If you want to solve a particular kind of business problem with machine learning, you’ll likely have no trouble finding a tutorial showing you how to extract features and train a model. However, building machine learning systems isn’t just about training models or even about finding the best features; if you want a blueprint for a real system or want to see how to address more of the data science workflow, many tutorials leave the hard parts as an exercise for the reader.
Over several installments, we’ll be building a blueprint for predicting customer churn — that is, identifying customers who are likely to cancel subscriptions. We’ll pay special attention to parts of the process that are underserved by most data science tutorials, such as analytic processing and federation of structured data, integrating enterprise data engineering pipelines with machine learning, and production model serving. We’ll also show you how to accelerate each stage of this workflow with NVIDIA GPUs.

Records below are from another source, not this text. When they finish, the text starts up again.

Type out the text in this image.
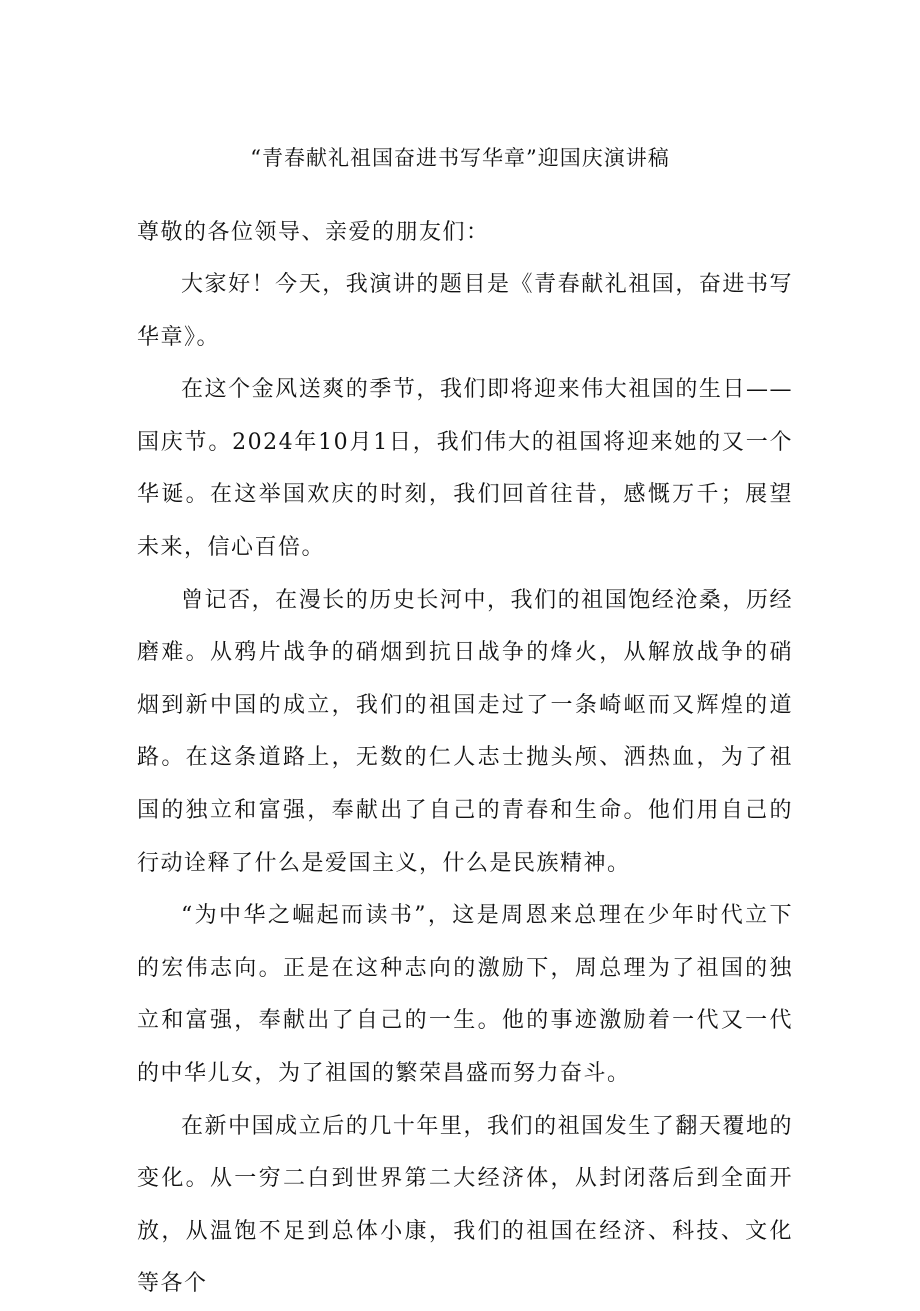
“青春献礼祖国奋进书写华章”迎国庆演讲稿

尊敬的各位领导、亲爱的朋友们：

大家好！今天，我演讲的题目是《青春献礼祖国，奋进书写华章》。

在这个金风送爽的季节，我们即将迎来伟大祖国的生日——国庆节。2024年10月1日，我们伟大的祖国将迎来她的又一个华诞。在这举国欢庆的时刻，我们回首往昔，感慨万千；展望未来，信心百倍。

曾记否，在漫长的历史长河中，我们的祖国饱经沧桑，历经磨难。从鸦片战争的硝烟到抗日战争的烽火，从解放战争的硝烟到新中国的成立，我们的祖国走过了一条崎岖而又辉煌的道路。在这条道路上，无数的仁人志士抛头颅、洒热血，为了祖国的独立和富强，奉献出了自己的青春和生命。他们用自己的行动诠释了什么是爱国主义，什么是民族精神。

“为中华之崛起而读书”，这是周恩来总理在少年时代立下的宏伟志向。正是在这种志向的激励下，周总理为了祖国的独立和富强，奉献出了自己的一生。他的事迹激励着一代又一代的中华儿女，为了祖国的繁荣昌盛而努力奋斗。

在新中国成立后的几十年里，我们的祖国发生了翻天覆地的变化。从一穷二白到世界第二大经济体，从封闭落后到全面开放，从温饱不足到总体小康，我们的祖国在经济、科技、文化等各个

In this installment, we’ll level-set by introducing a typical end-to-end machine learning workflow and the overall architecture for our churn prediction solution. We’ll then examine the first part of our solution: a data engineering pipeline that federates and integrates structured transactional data and prepares it for further processing by a data scientist, with a special focus on ensuring our pipeline can take advantage of the RAPIDS Accelerator for Apache Spark. In future installments, we’ll dive deep into other parts of the problem related to data science and DevOps workflows: feature extraction, model training, deployment, and accelerated inference.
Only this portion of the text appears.